The Verdict: Which Wood Wins?
Oud Wood takes this by the narrowest of margins, and only because it delivers slightly better on its promises. It lasts longer, works in more situations, and doesn't make you smell identical to every other person with a lifestyle blog.
But - and this is crucial - neither fragrance represents good value.
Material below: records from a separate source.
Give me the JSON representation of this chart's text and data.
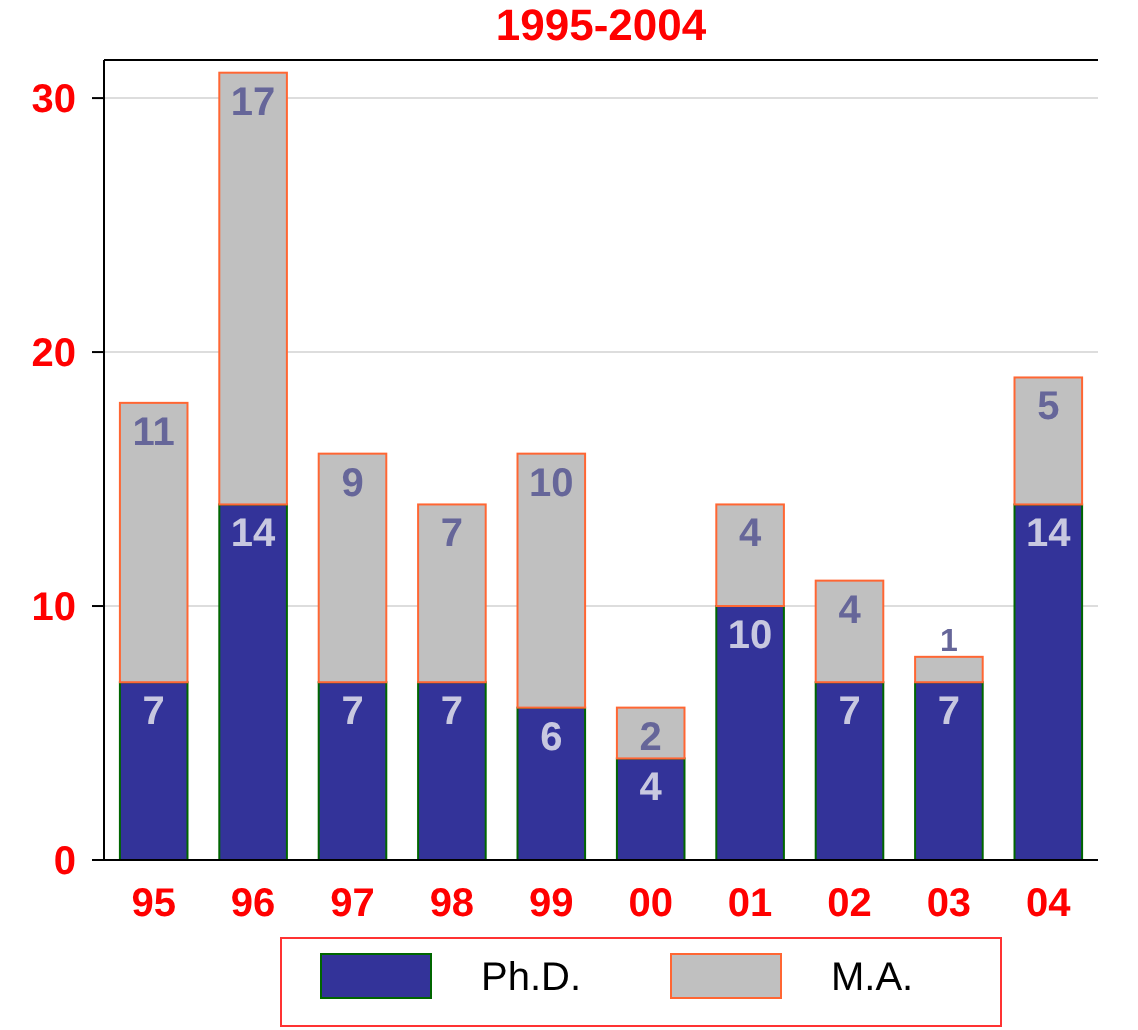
{
  "chart_data": {
    "type": "bar",
    "title": "1995-2004",
    "categories": [
      "95",
      "96",
      "97",
      "98",
      "99",
      "00",
      "01",
      "02",
      "03",
      "04"
    ],
    "stacked": true,
    "series": [
      {
        "name": "Ph.D.",
        "color": "#333399",
        "values": [
          7,
          14,
          7,
          7,
          6,
          4,
          10,
          7,
          7,
          14
        ]
      },
      {
        "name": "M.A.",
        "color": "#c0c0c0",
        "values": [
          11,
          17,
          9,
          7,
          10,
          2,
          4,
          4,
          1,
          5
        ]
      }
    ],
    "ylim": [
      0,
      31.5
    ],
    "yticks": [
      0,
      10,
      20,
      30
    ],
    "grid": "y",
    "legend": "bottom",
    "data_labels": true
  }
}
You're paying luxury prices for mass-appeal performance.
Better Alternatives for Your Money
If you want the Oud Wood vibe for less: Maison Margiela Replica By the Fireplace gives you similar cozy sophistication for $95.
If you want the Santal 33 vibe without the crowd: Diptyque Santal Blush has more interesting sandalwood complexity for similar money, or Goldfield & Banks Silky Woods for something more unique.
For the price of one bottle of either, you could buy three excellent alternatives and actually discover your signature scent instead of wearing someone else's.
Tips
- 1.Sample both extensively before buying - these are expensive mistakes if they don't work with your skin chemistry
- 2.Consider buying from discounters like FragranceX or Notino where you can get 30-40% off retail prices
- 3.If you must have the status symbol, buy the smallest size available - 30ml will last years given the weak projection
The Bottom Line
Tom Ford Oud Wood edges out Santal 33, but honestly? Save your money and explore the alternatives. Both fragrances are victims of their own hype, charging premium prices for decent but unexceptional performance. Your nose and your wallet deserve better.